Break your ML model into smaller sub-models, each solving a specific part of the problem, and combine their predictions. For example, for a loan approval system, instead of a single complex model, we can build one for credit history, another for income trends, and a third for spending patterns. This modular approach keeps each component simple while boosting overall performance.

In machine learning, I balance complexity and predictive performance using several strategies. Regularization techniques like L1 (Lasso) and L2 prevent overfitting while maintaining interpretability. Feature selection helps focus on impactful variables, simplifying the model and reducing noise. I use k-fold cross-validation to ensure the model generalizes well to unseen data. Hyperparameter tuning via grid search or Bayesian optimization optimizes performance without unnecessary complexity. When required, I implement ensemble methods like bagging or boosting to improve accuracy while avoiding overfitting. Monitoring key metrics like precision, recall, and F1 score ensures the model aligns with project objectives, efficient results.

To balance model complexity with predictive performance in Machine Learning, apply these best practices: Simplify Features: Use feature selection or dimensionality reduction to eliminate irrelevant data. Regularize Models: Apply techniques like L1/L2 regularization to prevent overfitting. Choose the Right Algorithm: Match model complexity to the dataset size and nature. Validate Effectively: Use cross-validation to assess performance across different subsets. Monitor Metrics: Focus on performance metrics like precision, recall, or RMSE to ensure predictions meet objectives. By strategically managing complexity, you can achieve robust, accurate models without sacrificing performance.

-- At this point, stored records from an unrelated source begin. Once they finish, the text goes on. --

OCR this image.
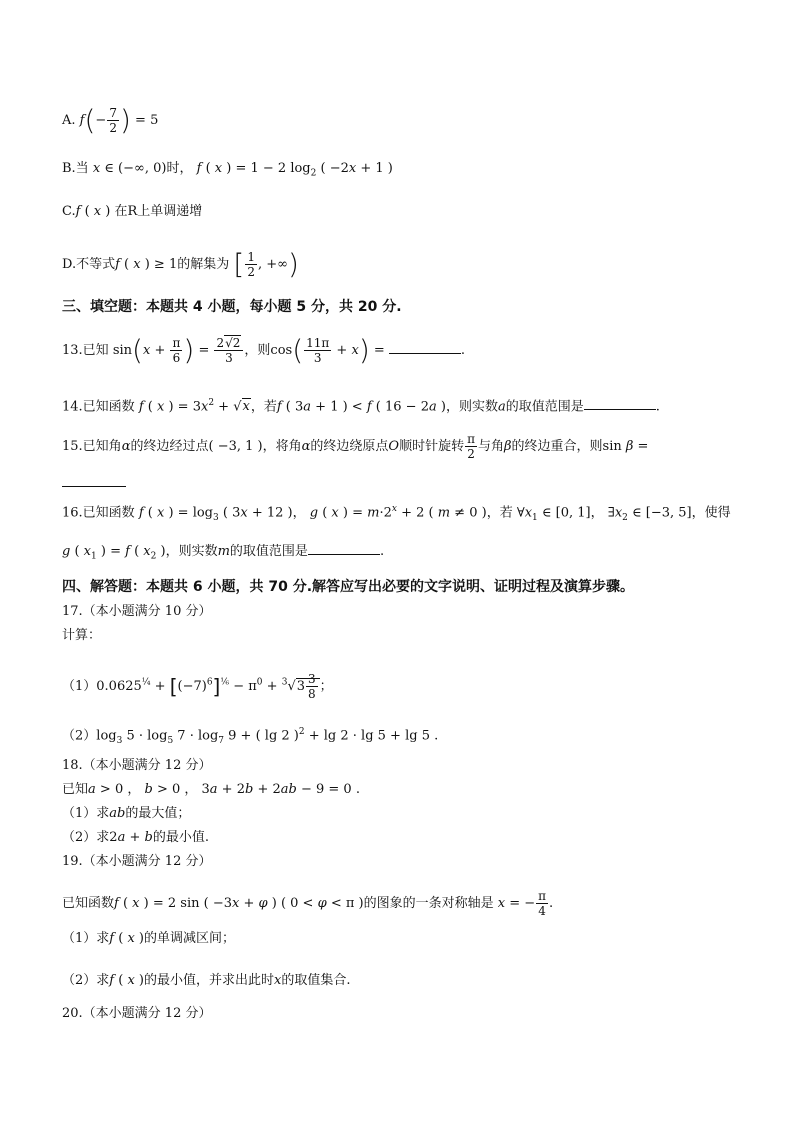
A. $f(- \frac{7}{2}$ ) = 5
B.当 x ∈ (−∞, 0)时， f ( x ) = 1 − 2 $\log_2$ ( −2x + 1 )
C.f ( x ) 在R上单调递增
D.不等式f ( x ) ≥ 1的解集为 [ $\frac{1}{2}$ , +∞)
三、填空题：本题共 4 小题，每小题 5 分，共 20 分.
13.已知 $\sin(x + \frac{\pi}{6}$ ) = $\frac{2√2}{3}$ ，则$\cos( \frac{11\pi}{3} + x)$ =	.
14.已知函数 f ( x ) = $3x^2 + √x$，若f ( 3a + 1 ) < f ( 16 − 2a )，则实数a的取值范围是	.
15.已知角α的终边经过点( −3, 1 )，将角α的终边绕原点O顺时针旋转 $\frac{\pi}{2}$ 与角β的终边重合，则sin β =
16.已知函数 f ( x ) = $\log_3$ ( 3x + 12 )， g ( x ) = $m\cdot 2^x + 2$ ( m ≠ 0 )，若 $\forall x_1$ ∈ [0, 1]， $\exists x_2$ ∈ [−3, 5]，使得
g ( $x_1$ ) = f ( $x_2$ )，则实数m的取值范围是	.
四、解答题：本题共 6 小题，共 70 分.解答应写出必要的文字说明、证明过程及演算步骤。
17.（本小题满分 10 分）
计算：
$(1)0.0625^{\frac{1}{4}} + [(-7)^6]^{\frac{1}{6}} - \pi^0 + ^3√3 \frac{3}{8}$ ；
$(2)\log_3$ $5 \cdot \log_5 7 \cdot \log_7 9$ + ( lg 2 )$^2$ + lg 2 · lg 5 + lg 5 .
18.（本小题满分 12 分）
已知a > 0 ， b > 0 ， 3a + 2b + 2ab − 9 = 0 .
（1）求ab的最大值；
（2）求2a + b的最小值.
19.（本小题满分 12 分）
已知函数f ( x ) = 2 sin ( −3x + φ ) ( 0 < φ < π )的图象的一条对称轴是 x = − $\frac{\pi}{4}$ .
（1）求f ( x )的单调减区间；
（2）求f ( x )的最小值，并求出此时x的取值集合.
20.（本小题满分 12 分）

To balance model complexity and performance in machine learning: Regularization: Use L1 (Lasso) or L2 (Ridge) regularization to penalize overly complex models and reduce overfitting. Feature Selection: Choose only the most relevant features to simplify the model and reduce noise. Cross-Validation: Use k-fold cross-validation to assess model generalization and prevent overfitting to the training data. Hyperparameter Tuning: Optimize hyperparameters with grid search or random search to find the best model configuration. Ensemble Methods: Use bagging (e.g., Random Forest) or boosting (e.g., XGBoost) to combine multiple models for better performance and lower variance.

For offline mode training on top of these recommendations The domain expert can come to help. Ask them to use heuristics for the features which they feel is important and let them predict the outcome without ML. On the data used for training, check the distribution of training and test data on offline mode and keep these versions. Once model in production for online. Using MLOps techniques to monitor the model performance for drift. Make sure to capture both the data and prediction. Check both the performance of the model in production and production data to the previously stored for training. Investigate the reason for drift, have it taken down, re-trained either incrementally or full offline to be deployed to production again.

When looking at bias vs variance, models that have better predictions also tend to have higher rates of overfitting. Ways to reduce this over fitting while having high predictive quality could be a mixture of regularization / feature selection using elastic net and fine tuning the alpha and lambda values using cross validation. You could also reduce collonearity through principal component analysis.